Le sorgenti d'acqua sulfurea
Le sorgenti d'acqua sulfurea situate in Valle Brunone hanno rivestito una notevole importanza nel passato per la cura di alcune patologie, tanto da essere menzionate dallo scienziato ottocentesco Antonio Stoppani nella sua opera del 1876 intitolata "Il Bel Paese”.

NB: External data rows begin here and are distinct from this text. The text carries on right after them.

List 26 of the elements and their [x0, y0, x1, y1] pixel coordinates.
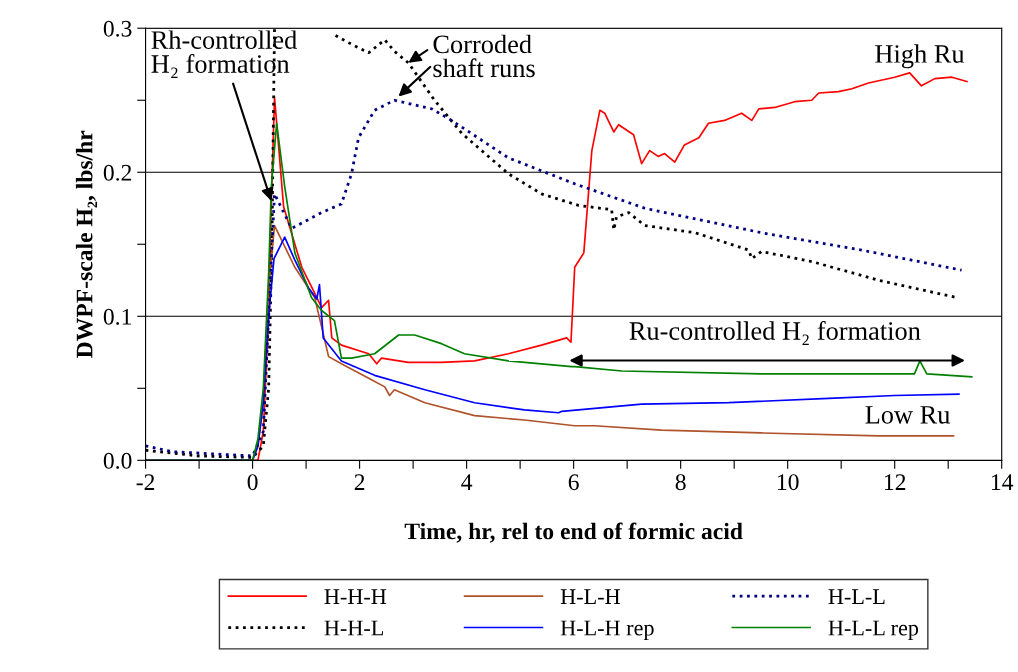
x-tick-label: 6	[568, 474, 579, 491]
annotation: Rh-controlled H₂ formation	[151, 30, 297, 79]
y-axis-title: DWPF-scale H₂, lbs/hr	[75, 130, 97, 358]
legend-label: H-L-H rep	[560, 620, 654, 641]
legend-label: H-L-L	[828, 589, 885, 604]
legend-label: H-H-H	[324, 589, 387, 604]
x-tick-label: 4	[461, 474, 473, 490]
legend-label: H-H-L	[324, 620, 384, 636]
x-axis-title: Time, hr, rel to end of formic acid	[404, 522, 743, 543]
legend-label: H-L-H	[560, 589, 620, 604]
x-tick-label: -2	[136, 474, 155, 490]
x-tick-label: 12	[884, 474, 906, 490]
x-tick-label: 0	[247, 474, 258, 491]
x-tick-label: 8	[675, 474, 686, 491]
annotation: Corroded shaft runs	[433, 34, 535, 78]
y-tick-label: 0.0	[103, 452, 132, 469]
x-tick-label: 2	[354, 474, 365, 490]
annotation: High Ru	[875, 44, 965, 69]
annotation: Low Ru	[865, 406, 950, 424]
annotation: Ru-controlled H₂ formation	[629, 321, 921, 346]
x-tick-label: 14	[991, 474, 1014, 490]
y-tick-label: 0.3	[103, 20, 132, 37]
y-tick-label: 0.1	[103, 308, 131, 325]
y-tick-label: 0.2	[103, 164, 132, 181]
x-tick-label: 10	[777, 474, 799, 491]
legend-label: H-L-L rep	[828, 620, 919, 641]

Racconta lo Stoppani: "(...) Ponte Giurino non si mostra nemmeno sulla gran carta dello Stato maggiore austriaco, o almeno non vi si trova al suo posto. Eppure è un sito così bello! Bello, dico, come stazione per godervi il prospetto della Valle Imagna, e come punto di partenza per piacevoli escursioni (...) nella popolosa Lombardia è un loghicciolo, che appena comincia a far capolino nel rumoroso regno della fama per le sue fonti solforose, sorelle ed emule delle celebri fonti di Sant'Omobono, che sgorgano in fondo alla valle. Ma di acque cotali, che là si dicono tanto più buone quanto sono più puzzolenti, voi non volete saperne. Invano vi descriverei il capace e comodo alloggio, il sentiero che conduce alle fonti difeso da ombre impenetrabili al sole di agosto, le rupi ad anfiteatro, e il bosco ove i beventi alternano i lunghi sorsi con le ciarle, coi passeggi, coi giochi (...). Belle cose! Ma l'idea di quell' acqua ve le attossisca tutte. E pensare quanto tesoro di sovrumana pietà la natura nascose in seno a quelle fonti di sì diversa natura, disseminate in tutte le regioni del globo, spregiate per tanti secoli, ora rintracciate e raccolte con cura così gelosa! Forse facendole così disgustose e nauseanti, volle natura, maestra di virtù tanto sapiente, insegnarci che di solito una cosa è tanto più salutare quanto meno diletta”.
Il processo che porta alla formazione delle acque sulfuree è assai complesso; le acque scaturiscono dalle rocce nerastre delle Argilliti  di Riva di Solto, in cui sono abbondantemente presenti solfuri, tra cui la pirite; dalla loro ossidazione derivano i solfati che vengono disciolti nell'acqua delle sorgenti. Batteri anaerobici solfatoriduttori riducono i solfati con la produzione di acido sulfidrico; altri batteri, chiamati "solfobatteri” ossidano infine l'acido solfidrico con liberazione di zolfo.